Is Hawaii safe to visit right now?
Yes. The storm disruptions that affected spring travel were weather events, not safety concerns in the traditional sense. Hawaii remains one of the safest travel destinations in the United States. The $2 million recovery initiative is about rebuilding visitor confidence and marketing Hawaii to hesitant travelers, not addressing any ongoing safety issue.
What is the JAIMS building, and why does it matter?
The JAIMS (Japan-America Institute of Management Science) building is a 53-year-old, 35,000-square-foot structure in Hawaii Kai, Honolulu. It operated as an international business school until closing in 2024. It sits on Kamehameha Schools land with a lease expiring in 2028. Community members are advocating for it to become a charter school or community hub before the lease expires and the land trust makes development decisions unilaterally.
What is FIRST Robotics, and how does it operate in Hawaii?
FIRST (For Inspiration and Recognition of Science and Technology) is a global nonprofit that runs robotics competitions for K-12 students. Hawaii FIRST Robotics supports over 1,000 students statewide through team-based competition programs. The annual College Signing Day celebrates graduating seniors who are pursuing STEM college programs — a deliberate effort to elevate STEM pathways to the cultural status typically reserved for athletics.
Will the tourism recovery campaign make Hawaii trips cheaper?

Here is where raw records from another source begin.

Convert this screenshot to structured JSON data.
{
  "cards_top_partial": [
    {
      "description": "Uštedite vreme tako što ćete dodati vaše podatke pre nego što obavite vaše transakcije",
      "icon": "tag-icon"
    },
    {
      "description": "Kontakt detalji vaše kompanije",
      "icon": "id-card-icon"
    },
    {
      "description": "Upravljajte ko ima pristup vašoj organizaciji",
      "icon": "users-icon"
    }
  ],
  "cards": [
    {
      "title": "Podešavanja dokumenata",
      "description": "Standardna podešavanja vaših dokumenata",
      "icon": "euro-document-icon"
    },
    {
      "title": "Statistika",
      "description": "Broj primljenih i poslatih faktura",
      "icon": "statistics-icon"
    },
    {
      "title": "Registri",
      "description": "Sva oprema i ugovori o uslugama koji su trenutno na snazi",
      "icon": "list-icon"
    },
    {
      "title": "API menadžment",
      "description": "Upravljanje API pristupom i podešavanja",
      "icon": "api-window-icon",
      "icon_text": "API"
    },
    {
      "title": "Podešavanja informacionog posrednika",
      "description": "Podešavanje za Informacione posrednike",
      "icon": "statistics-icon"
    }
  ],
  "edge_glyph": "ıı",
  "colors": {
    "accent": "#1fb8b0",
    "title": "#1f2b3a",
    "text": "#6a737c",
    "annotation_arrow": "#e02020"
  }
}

Not directly — the campaign is focused on marketing and visitor confidence, not price subsidies. However, the soft spring numbers mean there may still be value in the market before demand fully recovers. Hotel rates and flight prices that softened during storm season tend to normalize once recovery campaigns take hold, so travelers who book soon may capture some residual pricing benefit before the summer rush.
The Bottom Line
Hawaii on May 10, 2026 is a state doing what resilient places do: responding to disruption with investment, honoring its communities with advocacy, and investing in its next generation with recognition. The $2 million tourism recovery fund is real money behind a proven strategy. The JAIMS open house is a community claiming a voice before a deadline closes the window. And 16 young engineers signing their college letters of intent is Hawaii betting on itself in the most literal way possible.
For travelers, the message is clear: Hawaii wants you back, it has the tools and track record to earn your confidence, and the islands are as worth visiting in 2026 as they've ever been. The storms were a chapter, not the story.